Outras declarações de Flávia Jannuzzi mostram o drama que ela sofreu nos últimos tempos de emissora:
"Tudo a que você se dedicou ao longo dos anos, é tudo esquecido. É como se você tivesse que começar do zero e validar o seu valor todos os dias. [...] Se você não se adapta ou se você não faz o jogo de relação vigente, você está fora. Você está ali na escala. Mas você está fora do jogo....
É um joguinho de futebol que você vai em grupo. É um chopinho ali. Você tem que fazer aquele meio de campo. Claro que tem mérito.
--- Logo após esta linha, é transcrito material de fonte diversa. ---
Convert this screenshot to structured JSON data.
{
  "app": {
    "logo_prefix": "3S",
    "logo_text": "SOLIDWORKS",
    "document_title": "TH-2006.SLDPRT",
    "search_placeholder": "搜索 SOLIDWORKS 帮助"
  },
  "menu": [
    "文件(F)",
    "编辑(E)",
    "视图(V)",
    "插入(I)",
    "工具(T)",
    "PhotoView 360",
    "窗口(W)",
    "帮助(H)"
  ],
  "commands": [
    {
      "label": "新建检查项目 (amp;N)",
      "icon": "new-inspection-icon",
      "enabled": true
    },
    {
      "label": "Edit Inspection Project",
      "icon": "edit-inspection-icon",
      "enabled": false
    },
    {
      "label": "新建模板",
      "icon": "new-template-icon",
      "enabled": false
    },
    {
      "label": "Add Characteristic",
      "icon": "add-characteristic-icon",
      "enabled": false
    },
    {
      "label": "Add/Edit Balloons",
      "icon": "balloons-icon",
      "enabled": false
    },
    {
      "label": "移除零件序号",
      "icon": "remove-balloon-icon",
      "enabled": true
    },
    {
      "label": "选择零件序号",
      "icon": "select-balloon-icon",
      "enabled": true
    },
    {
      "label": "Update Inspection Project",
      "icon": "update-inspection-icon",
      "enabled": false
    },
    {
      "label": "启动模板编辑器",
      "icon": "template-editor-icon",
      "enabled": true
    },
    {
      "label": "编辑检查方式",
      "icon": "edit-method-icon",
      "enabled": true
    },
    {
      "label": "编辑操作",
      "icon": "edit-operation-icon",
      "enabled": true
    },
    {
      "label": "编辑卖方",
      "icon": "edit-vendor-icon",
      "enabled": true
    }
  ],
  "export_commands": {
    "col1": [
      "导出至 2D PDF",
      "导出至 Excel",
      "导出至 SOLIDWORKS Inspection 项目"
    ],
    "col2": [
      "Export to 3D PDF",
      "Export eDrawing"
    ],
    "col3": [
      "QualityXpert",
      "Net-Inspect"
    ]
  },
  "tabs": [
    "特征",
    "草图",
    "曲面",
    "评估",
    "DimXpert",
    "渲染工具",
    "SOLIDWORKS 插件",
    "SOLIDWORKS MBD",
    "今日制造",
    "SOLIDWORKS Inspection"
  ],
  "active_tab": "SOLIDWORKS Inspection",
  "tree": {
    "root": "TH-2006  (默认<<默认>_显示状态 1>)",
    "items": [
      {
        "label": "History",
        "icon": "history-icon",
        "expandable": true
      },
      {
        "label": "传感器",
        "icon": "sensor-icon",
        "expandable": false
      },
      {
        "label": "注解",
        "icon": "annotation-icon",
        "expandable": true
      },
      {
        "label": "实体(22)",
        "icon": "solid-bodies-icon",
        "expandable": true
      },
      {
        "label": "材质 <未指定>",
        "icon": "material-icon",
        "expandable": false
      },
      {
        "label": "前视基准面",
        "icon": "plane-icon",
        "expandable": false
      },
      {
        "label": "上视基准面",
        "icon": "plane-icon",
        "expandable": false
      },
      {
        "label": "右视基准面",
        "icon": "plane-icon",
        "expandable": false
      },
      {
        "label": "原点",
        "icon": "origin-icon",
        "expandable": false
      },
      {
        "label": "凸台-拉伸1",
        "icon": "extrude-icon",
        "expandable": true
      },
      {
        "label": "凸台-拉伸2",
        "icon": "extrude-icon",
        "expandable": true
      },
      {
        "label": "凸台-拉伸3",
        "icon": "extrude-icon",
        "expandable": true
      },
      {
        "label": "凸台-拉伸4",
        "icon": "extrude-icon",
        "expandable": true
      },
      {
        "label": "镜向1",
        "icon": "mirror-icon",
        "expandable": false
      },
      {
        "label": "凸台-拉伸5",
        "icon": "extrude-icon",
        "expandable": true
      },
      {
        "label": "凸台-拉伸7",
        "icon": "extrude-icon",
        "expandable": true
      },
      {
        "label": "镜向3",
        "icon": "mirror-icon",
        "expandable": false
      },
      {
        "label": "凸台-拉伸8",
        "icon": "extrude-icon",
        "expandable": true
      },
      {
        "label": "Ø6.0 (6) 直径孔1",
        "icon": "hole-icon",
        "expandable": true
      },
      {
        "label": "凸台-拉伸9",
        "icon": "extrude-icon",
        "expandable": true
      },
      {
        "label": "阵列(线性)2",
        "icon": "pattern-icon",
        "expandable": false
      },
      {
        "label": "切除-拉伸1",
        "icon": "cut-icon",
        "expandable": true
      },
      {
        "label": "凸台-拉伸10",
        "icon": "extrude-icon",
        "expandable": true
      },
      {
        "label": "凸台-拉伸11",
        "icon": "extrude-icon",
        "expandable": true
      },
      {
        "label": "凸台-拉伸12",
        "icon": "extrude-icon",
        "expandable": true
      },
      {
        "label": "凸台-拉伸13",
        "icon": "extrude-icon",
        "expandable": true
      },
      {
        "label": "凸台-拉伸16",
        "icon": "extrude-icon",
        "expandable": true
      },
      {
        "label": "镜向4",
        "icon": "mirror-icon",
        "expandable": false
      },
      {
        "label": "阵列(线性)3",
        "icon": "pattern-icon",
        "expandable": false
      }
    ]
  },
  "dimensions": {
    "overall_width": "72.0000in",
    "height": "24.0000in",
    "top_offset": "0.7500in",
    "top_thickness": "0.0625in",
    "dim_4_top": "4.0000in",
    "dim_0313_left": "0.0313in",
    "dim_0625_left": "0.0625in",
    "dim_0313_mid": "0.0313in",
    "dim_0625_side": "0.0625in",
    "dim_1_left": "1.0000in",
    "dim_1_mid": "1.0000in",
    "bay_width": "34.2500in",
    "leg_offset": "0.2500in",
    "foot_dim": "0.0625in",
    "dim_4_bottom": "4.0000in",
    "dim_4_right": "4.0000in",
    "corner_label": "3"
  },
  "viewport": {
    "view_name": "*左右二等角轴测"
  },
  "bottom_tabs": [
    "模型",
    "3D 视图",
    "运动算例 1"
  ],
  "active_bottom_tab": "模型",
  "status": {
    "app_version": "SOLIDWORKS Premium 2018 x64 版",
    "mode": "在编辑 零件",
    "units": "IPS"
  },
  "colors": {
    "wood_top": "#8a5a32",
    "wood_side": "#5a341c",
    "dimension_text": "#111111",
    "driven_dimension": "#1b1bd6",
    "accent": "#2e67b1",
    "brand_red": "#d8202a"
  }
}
Tem pessoas que têm mérito ali, que crescem independente disso. Eu já não tinha uma boa relação. Essa é a questão".
Flávia critica a falta de diversidade e a opção da Globo em não promover a convivência de veteranos e novatos no seu quadro jornalístico. "Eu acho que tem que ter também o verniz de quem tem a experiência. Isso faz toda a diferença. Se a gente tem uma redação só de novatos, que não é o caso, mas está caminhando para isso [...], a mescla está se perdendo", disse Flávia.
Ela comenta a situação de profissionais com pouco tempo de casa, que por estarem de acordo com as "bandeiras" da Globo, conseguem se ascender nas suas posições sem muito esforço, mesmo que sejam estes profissionais pessoas competentes.
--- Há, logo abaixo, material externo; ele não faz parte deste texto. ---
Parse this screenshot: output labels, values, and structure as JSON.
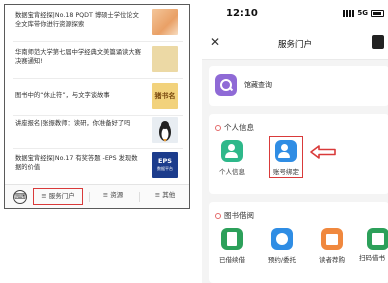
{
  "left_panel": {
    "articles": [
      {
        "text": "数据宝背经探|No.18 PQDT 博硕士学位论文全文库带你进行资源探索"
      },
      {
        "text": "华南师范大学第七届中学经典文美篇诵读大赛决赛通知!"
      },
      {
        "text": "图书中的“休止符”，与文字谈故事",
        "thumb_text": "猪书名"
      },
      {
        "text": "讲座报名|张振教师：读研，你准备好了吗"
      },
      {
        "text": "数据宝背经探|No.17 有奖答题 -EPS 发现数据的价值",
        "thumb_text": "EPS",
        "thumb_sub": "数据平台"
      }
    ],
    "bottom_bar": {
      "keyboard_icon": "keyboard-icon",
      "tabs": [
        {
          "label": "≡ 服务门户"
        },
        {
          "label": "≡ 资源"
        },
        {
          "label": "≡ 其他"
        }
      ]
    }
  },
  "right_screen": {
    "status_bar": {
      "time": "12:10",
      "network": "5G"
    },
    "nav": {
      "close": "✕",
      "title": "服务门户"
    },
    "query": {
      "label": "馆藏查询"
    },
    "personal": {
      "title": "个人信息",
      "items": [
        {
          "label": "个人信息"
        },
        {
          "label": "账号绑定"
        }
      ]
    },
    "borrow": {
      "title": "图书借阅",
      "items": [
        {
          "label": "已借续借"
        },
        {
          "label": "预约/委托"
        },
        {
          "label": "读者荐购"
        },
        {
          "label": "扫码借书"
        }
      ]
    },
    "colors": {
      "highlight": "#d93a3a",
      "accent_green": "#2eb88a",
      "accent_blue": "#2f8de4"
    }
  }
}
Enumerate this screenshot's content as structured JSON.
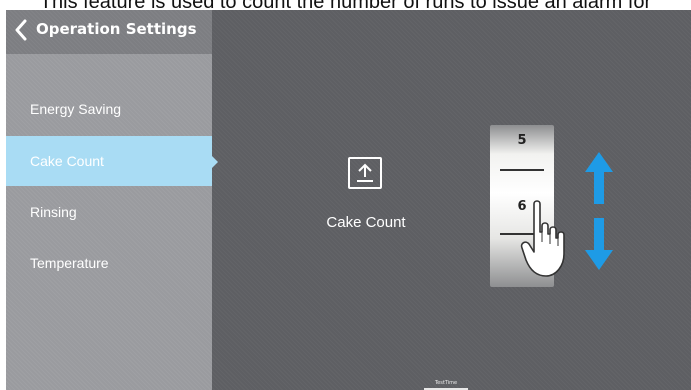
{
  "caption": "This feature is used to count the number of runs to issue an alarm for",
  "header": {
    "title": "Operation Settings"
  },
  "sidebar": {
    "items": [
      {
        "label": "Energy Saving",
        "active": false
      },
      {
        "label": "Cake Count",
        "active": true
      },
      {
        "label": "Rinsing",
        "active": false
      },
      {
        "label": "Temperature",
        "active": false
      }
    ]
  },
  "main": {
    "feature_label": "Cake Count",
    "feature_icon": "upload-arrow-icon",
    "counter": {
      "previous": "5",
      "current": "6"
    },
    "arrow_color": "#1e9be6",
    "footer_text": "TestTime"
  },
  "colors": {
    "background": "#5e5f63",
    "sidebar": "#9a9b9f",
    "active_item": "#a9dcf4"
  }
}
"Talvez seja uma questão de nova ordem mesmo, de uma agenda globalista. [...] Não é demérito nenhum. Tem grandes jornalistas que se enquadram nos requisitos que eu estou falando. Tem colegas brilhantes, maravilhosos, mas quando isso é um determinante para você conquistar um espaço no Jornal Nacional ou ser contratado, isso deprecia tanto os colegas quanto a profissão. [...] O gosto de você ter conquistado coisas dentro da Globo, isso se perdeu", disse a jornalista.
As "panelas" do telejornalismo da Rede Globo mostram o quanto há um clima tóxico, como no caso da Cecília Flesch, que não ocorrem só no âmbito do Jornalismo. Na dramaturgia e no entretenimento, a Rede Globo mostrava também um quadro tóxico, que incluiu desde festas em casas de diretores onde se consumia muita droga, até brigas físicas entre atrizes, além de assédio sexual e moral. As conhecidas brigas entre Patrícia Poeta e Manoel Soares, no Encontro, são fichinha diante do que ocorre nos bastidores da emissora.
Mas isso tudo é parte de um quadro tóxico que toma conta dos ambientes profissionais em todos os âmbitos. No Jornalismo, vemos o quadro surreal de empresas contratando humoristas para funções como Analistas de Redes Sociais, num contexto em que o mercado dá preferência a profissionais piadistas em detrimento dos mais competentes.
Mas se temos comediantes enganando entrevistadores de emprego narrando uma trajetória jornalística mais longa que suas idades sugerem, e arrumando um emprego sem dificuldade por conta desse papo esperto, temos também jornalistas competentes na mídia de esquerda, antes amiga do bom jornalismo, que todavia passam a ser tietes do governo Lula, chamando tudo que o atual presidente do Brasil faz de "histórico". Jornalistas talentosos agora atuando no modo "recreio", brincando de ser historiadores e fazendo o mesmo showrnalismo que a própria mídia de esquerda, anos atrás, reprovava.
Isso é um reflexo de como é contaminada a ordem social dominante no Brasil há 50 anos, cujas raízes foram a sua campanha para derrubar João Goulart em 1964, embora sua chegada plena ao poder se deu dez anos depois, quando as vozes críticas à deterioração política e sociocultural começaram a perder prestígio, passando a serem discriminadas por uma sociedade que prefere passar pano nas "vacas sagradas" que passaram a se formar a partir da mediocridade social crescente desde então.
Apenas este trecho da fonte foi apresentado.